Offline storage is probably the biggest feature in 4.0. So I’m really happy to say it has been added. But offline storage is one of the hardest things we worked on due to the insane amount of states it introduces. So it’s with a bit of regret that I say you should not use it if you want to immediately go into production! What would be extremely helpful is if you have it enabled in development incase you run into issues, and hopefully once all small glitches are resolved I’ll release a 4.1 with it being officially production ready. If you are using a data pattern where you don’t have to do updates via deepstream (only consuming message for visual realtime updates) then ignore that, production ready it is!

So why use it at all? Because it gives you full record usage without a connection. Pretty slick!

The way offline works is as follows (this is just one path, but most likely):

  • User opens app first time, data is requested from server and stored on client side.
  • User loses connection to app, but from an app perspective functionality remains the same
  • User updates multiple things while offline, sets the record to dirty and updates the value in local storage
  • User is back online
  • Deepstream requests the version of the record on deepstream. If its the same as the one locally it sends all the modifications as the next update, it it isn’t, it requests the data and does a merge conflict.

The reason why it would be production ready for read only scenarios is because the record is never marked as dirty, which means server side always wins:

  • User opens app first time, data is requested from server and stored on client side.
  • User loses connection to app, but from an app perspective functionality remains the same
  • User is back online
  • User requests the version of the record on deepstream. If its the same as the one locally it, so doesn’t do anything more. If it isn’t, it requests the data and assumes its the latest (using a remote wins algorithm).

Typescript

We converted the majority of the codebase to typescript, for the benefit of future code maintenance as well making it easier for people to contribute. This also means consumers of the SDK can now directly use the generated declaration files when installing deepstream rather than maintaining separate bindings.

Services

We added a few services to improve the way things work in the client.

Timer Service

We now have a timer service that all timers in the sdk are registered against, rather than using the native nodeJS timeouts. This gives us two benefits. First off its just generally much quicker, if you do a CPU profile of native timeouts you’ll notice the time used is noticeable, while instead we have a single interval to poll the timeout queue. Secondly it allows us to easily deal with timing slips. What this means is that in the future rather than timeouts being fired much later due to the CPU being blocked, the timer registry can either allow certain timeouts to be ignored or reset.

Bulk Subscription Service

We now register our subscriptions via a service rather than directly sending a subscription message. This allows us generate a single subscription message for up to thousands of records with a single ack rather than thousands.

Connection Service

We now have a connection service that is driven by a state machine that can be consumed by any class to send messages as well as listen to any connection lifecycle change.

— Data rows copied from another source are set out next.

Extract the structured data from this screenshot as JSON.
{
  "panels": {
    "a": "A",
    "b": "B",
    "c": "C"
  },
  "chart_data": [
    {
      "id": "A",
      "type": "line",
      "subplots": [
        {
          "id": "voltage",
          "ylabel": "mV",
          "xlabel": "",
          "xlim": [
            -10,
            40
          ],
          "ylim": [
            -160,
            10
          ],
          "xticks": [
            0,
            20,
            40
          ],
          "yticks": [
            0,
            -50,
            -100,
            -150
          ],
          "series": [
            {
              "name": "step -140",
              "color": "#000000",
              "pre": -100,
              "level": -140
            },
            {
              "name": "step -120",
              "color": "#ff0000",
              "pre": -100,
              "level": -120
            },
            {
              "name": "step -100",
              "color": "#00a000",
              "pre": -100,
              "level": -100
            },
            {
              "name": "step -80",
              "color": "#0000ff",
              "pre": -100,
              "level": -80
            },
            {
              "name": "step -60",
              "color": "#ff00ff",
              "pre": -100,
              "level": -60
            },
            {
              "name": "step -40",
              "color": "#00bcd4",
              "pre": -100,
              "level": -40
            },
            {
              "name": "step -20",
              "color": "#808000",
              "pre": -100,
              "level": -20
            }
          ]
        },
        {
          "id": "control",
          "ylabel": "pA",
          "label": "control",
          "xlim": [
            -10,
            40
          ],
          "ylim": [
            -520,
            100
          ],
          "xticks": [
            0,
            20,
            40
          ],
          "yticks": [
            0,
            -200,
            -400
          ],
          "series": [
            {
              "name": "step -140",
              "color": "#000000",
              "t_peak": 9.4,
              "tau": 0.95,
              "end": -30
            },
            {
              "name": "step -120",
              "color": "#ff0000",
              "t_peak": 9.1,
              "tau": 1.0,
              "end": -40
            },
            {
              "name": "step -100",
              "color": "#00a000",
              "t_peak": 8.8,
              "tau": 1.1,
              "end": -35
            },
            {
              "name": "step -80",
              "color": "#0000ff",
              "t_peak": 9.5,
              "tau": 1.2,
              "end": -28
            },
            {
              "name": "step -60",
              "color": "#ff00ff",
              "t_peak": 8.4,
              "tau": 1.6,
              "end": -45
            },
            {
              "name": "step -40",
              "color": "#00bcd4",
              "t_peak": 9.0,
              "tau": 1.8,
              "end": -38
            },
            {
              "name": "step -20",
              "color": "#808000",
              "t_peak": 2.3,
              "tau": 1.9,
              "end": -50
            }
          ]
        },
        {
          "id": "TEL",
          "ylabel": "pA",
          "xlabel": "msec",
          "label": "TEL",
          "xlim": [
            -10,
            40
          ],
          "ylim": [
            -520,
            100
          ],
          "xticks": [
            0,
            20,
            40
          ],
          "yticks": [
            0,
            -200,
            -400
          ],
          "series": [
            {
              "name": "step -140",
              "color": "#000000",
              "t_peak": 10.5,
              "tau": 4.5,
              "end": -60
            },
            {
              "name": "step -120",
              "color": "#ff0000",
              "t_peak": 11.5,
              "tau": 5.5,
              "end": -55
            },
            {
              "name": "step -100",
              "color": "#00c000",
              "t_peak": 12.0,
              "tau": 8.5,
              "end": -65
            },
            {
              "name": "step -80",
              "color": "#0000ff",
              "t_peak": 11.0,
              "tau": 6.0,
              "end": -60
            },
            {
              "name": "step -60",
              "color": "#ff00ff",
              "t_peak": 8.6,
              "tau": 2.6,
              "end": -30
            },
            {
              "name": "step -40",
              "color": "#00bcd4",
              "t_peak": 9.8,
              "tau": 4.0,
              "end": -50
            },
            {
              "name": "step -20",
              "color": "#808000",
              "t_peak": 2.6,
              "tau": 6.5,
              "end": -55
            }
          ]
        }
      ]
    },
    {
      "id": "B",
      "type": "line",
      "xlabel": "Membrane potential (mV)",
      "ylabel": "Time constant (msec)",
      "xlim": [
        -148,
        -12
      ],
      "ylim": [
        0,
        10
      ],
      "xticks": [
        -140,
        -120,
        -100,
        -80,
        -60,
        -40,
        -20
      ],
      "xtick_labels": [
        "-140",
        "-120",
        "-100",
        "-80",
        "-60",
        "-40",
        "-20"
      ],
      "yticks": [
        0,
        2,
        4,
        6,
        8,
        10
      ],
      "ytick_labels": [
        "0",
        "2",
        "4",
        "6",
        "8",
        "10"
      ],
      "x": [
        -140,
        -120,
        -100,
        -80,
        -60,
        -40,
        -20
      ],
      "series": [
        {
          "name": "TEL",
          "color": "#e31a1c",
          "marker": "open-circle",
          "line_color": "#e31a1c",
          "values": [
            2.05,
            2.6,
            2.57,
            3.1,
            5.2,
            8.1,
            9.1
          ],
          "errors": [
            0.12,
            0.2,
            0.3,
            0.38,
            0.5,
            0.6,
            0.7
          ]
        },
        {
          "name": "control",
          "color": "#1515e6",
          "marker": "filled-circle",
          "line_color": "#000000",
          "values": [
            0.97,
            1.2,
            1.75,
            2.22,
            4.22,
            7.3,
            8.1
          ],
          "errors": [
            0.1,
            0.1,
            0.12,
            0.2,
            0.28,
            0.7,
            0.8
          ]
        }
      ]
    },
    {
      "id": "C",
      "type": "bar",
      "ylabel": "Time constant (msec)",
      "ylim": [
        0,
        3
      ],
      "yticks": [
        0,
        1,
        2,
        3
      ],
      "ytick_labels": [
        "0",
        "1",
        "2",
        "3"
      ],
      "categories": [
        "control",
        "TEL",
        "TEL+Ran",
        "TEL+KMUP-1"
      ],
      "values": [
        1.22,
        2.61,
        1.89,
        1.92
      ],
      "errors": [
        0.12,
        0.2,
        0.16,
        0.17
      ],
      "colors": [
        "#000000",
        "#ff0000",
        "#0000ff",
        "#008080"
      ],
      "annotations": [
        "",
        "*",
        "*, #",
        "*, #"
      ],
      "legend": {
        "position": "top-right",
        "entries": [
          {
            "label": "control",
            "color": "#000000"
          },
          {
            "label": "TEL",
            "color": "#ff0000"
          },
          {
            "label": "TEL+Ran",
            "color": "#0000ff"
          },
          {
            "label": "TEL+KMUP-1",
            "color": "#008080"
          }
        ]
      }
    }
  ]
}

Current API hooks for reconnection logic are:

public onLost (() => void): void
public onReestablished (() => void): void
public onExitLimbo (() => void): void

For those who looked into the SDK internals before you’ll notice the introduction of a limbo state. What this means is the connection was just lost, but you don’t want API calls to immediately start failing as a reconnect might be likely to immediately happen. As such feature developers now have the potential of buffering those requests until either the connection is reestablished or the buffer timeout is exceeded and all API calls will fail with a not connected error.